The clearly different clinical effects obtained with inactivation of the dorsal and the posteroventral part of the GP underline the complexity of the functioning of this nucleus in the basal ganglia circuitry. The evidence of two distinct anatomofunctional sites in the GP may explain the contrasting results of pallidotomy on parkinsonian signs.^8-13 The consistent effect of pallidotomy on LID might be due to the fact that such lesioning invariably includes the posteroventral part of the GP. One might also suppose that the effect on akinesia and gait varies in relation to the size of the lesion and its extension to the dorsal GP. Our results emphasize that the choice of optimal target site in the GP is not straightforward and has to be adapted individually to each patient. The dorsal GP would appear to be the prime target for patients with severe akinesia and rigidity, whereas the posteroventral GP might be more appropriate for patients with disabling LID. When chronic DBS is chosen to treat PD patients, we usually aim for a combination between the effects on both targets. To this end, we use stimulation on an intermediate contact or stimulation on the upper contact on one side and stimulation on the lower contact on the other side, depending on the severity of the parkinsonism and LID on each part of the patient's body.

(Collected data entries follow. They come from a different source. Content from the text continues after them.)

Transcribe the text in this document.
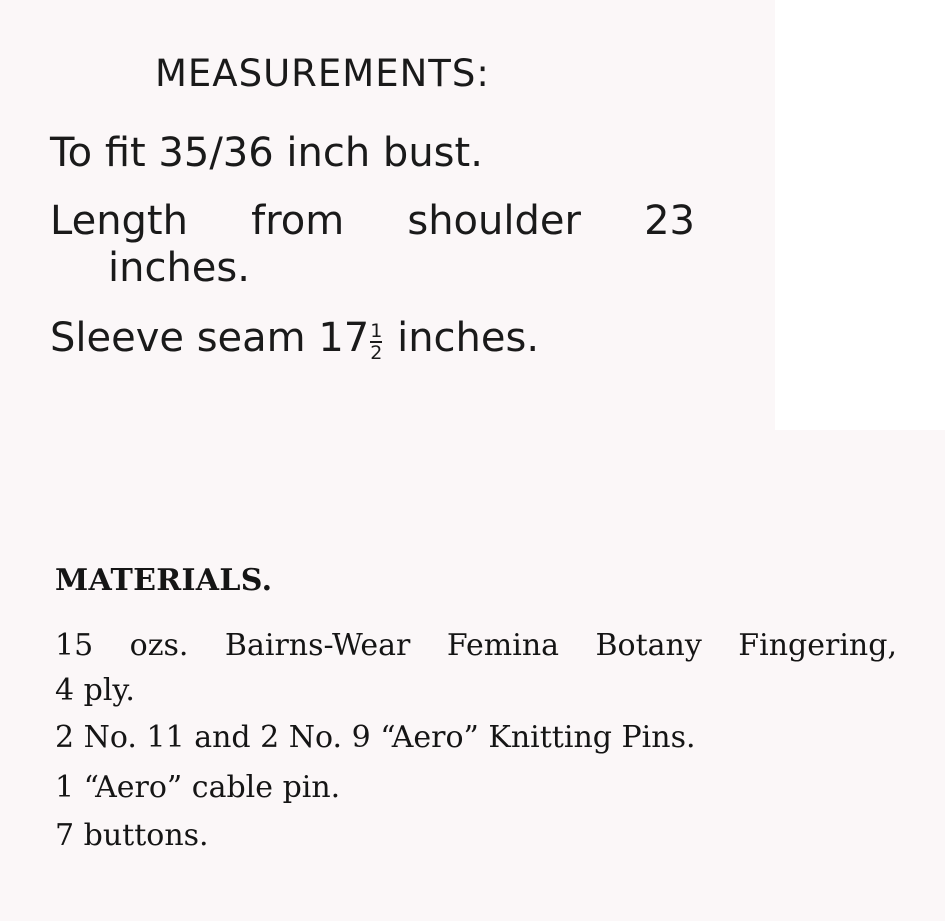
MEASUREMENTS:
To fit 35/36 inch bust.
Length from shoulder 23
inches.
Sleeve seam $17 \frac{1}{2}$ inches.
MATERIALS.
15 ozs. Bairns-Wear Femina Botany Fingering,
4 ply.
2 No. 11 and 2 No. 9 “Aero” Knitting Pins.
1 “Aero” cable pin.
7 buttons.
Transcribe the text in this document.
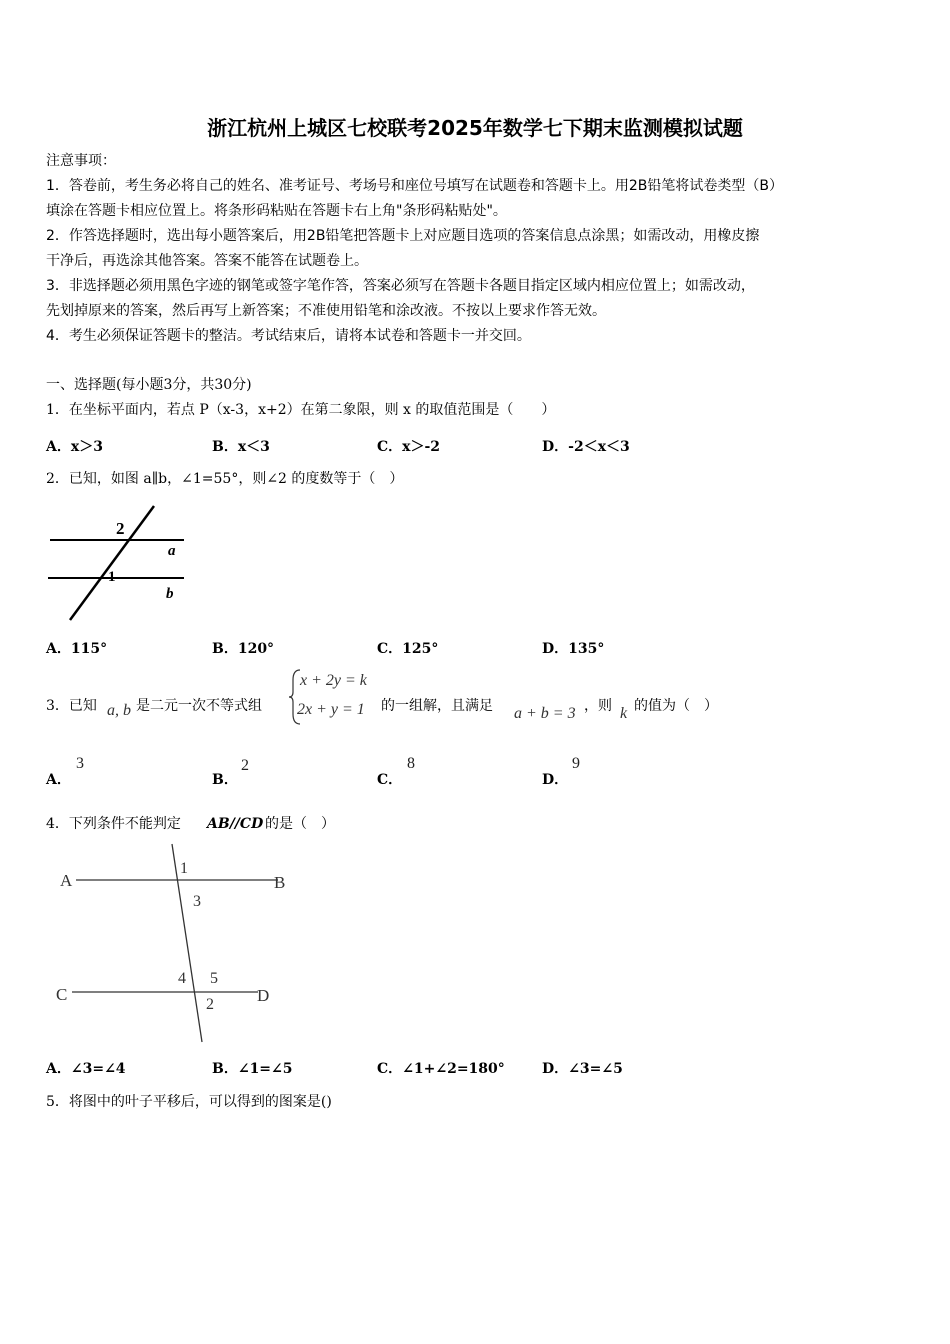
浙江杭州上城区七校联考2025年数学七下期末监测模拟试题
注意事项：
1．答卷前，考生务必将自己的姓名、准考证号、考场号和座位号填写在试题卷和答题卡上。用2B铅笔将试卷类型（B）
填涂在答题卡相应位置上。将条形码粘贴在答题卡右上角"条形码粘贴处"。
2．作答选择题时，选出每小题答案后，用2B铅笔把答题卡上对应题目选项的答案信息点涂黑；如需改动，用橡皮擦
干净后，再选涂其他答案。答案不能答在试题卷上。
3．非选择题必须用黑色字迹的钢笔或签字笔作答，答案必须写在答题卡各题目指定区域内相应位置上；如需改动，
先划掉原来的答案，然后再写上新答案；不准使用铅笔和涂改液。不按以上要求作答无效。
4．考生必须保证答题卡的整洁。考试结束后，请将本试卷和答题卡一并交回。
一、选择题(每小题3分，共30分)
1．在坐标平面内，若点 P（x-3，x+2）在第二象限，则 x 的取值范围是（　　）
A．x＞3	B．x＜3	C．x＞-2	D．-2＜x＜3
2．已知，如图 a∥b，∠1=55°，则∠2 的度数等于（　）
2
a
1
b
A．115°	B．120°	C．125°	D．135°
3．已知 a, b 是二元一次不等式组
x + 2y = k
2x + y = 1 的一组解，且满足 a + b = 3 ，则 k 的值为（　）
A．
3
B．
2
C．
8
D．
9
4．下列条件不能判定 AB//CD 的是（　）
A	B
1
3
4 5
C	D
2
A．∠3=∠4	B．∠1=∠5	C．∠1+∠2=180°	D．∠3=∠5
5．将图中的叶子平移后，可以得到的图案是()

In conclusion, our study demonstrates that two different targets are present in the GP. Inactivation of the dorsal GP provides an improvement of all cardinal signs of PD and can even generate dyskinesia when the patient is in the "off" state; in contrast, inactivation of the posteroventral GP suppresses LID when the patient is in the "on" state and can worsen akinesia and gait when the stimulation voltage is increased. The reasons for the different effects of stimulation in the dorsal and posteroventral GP are not explained by the current model of basal ganglia circuitry. Further physiologic and anatomic studies are needed to explain their basis and also to improve the choice of the optimal target for pallidal stimulation and pallidotomy.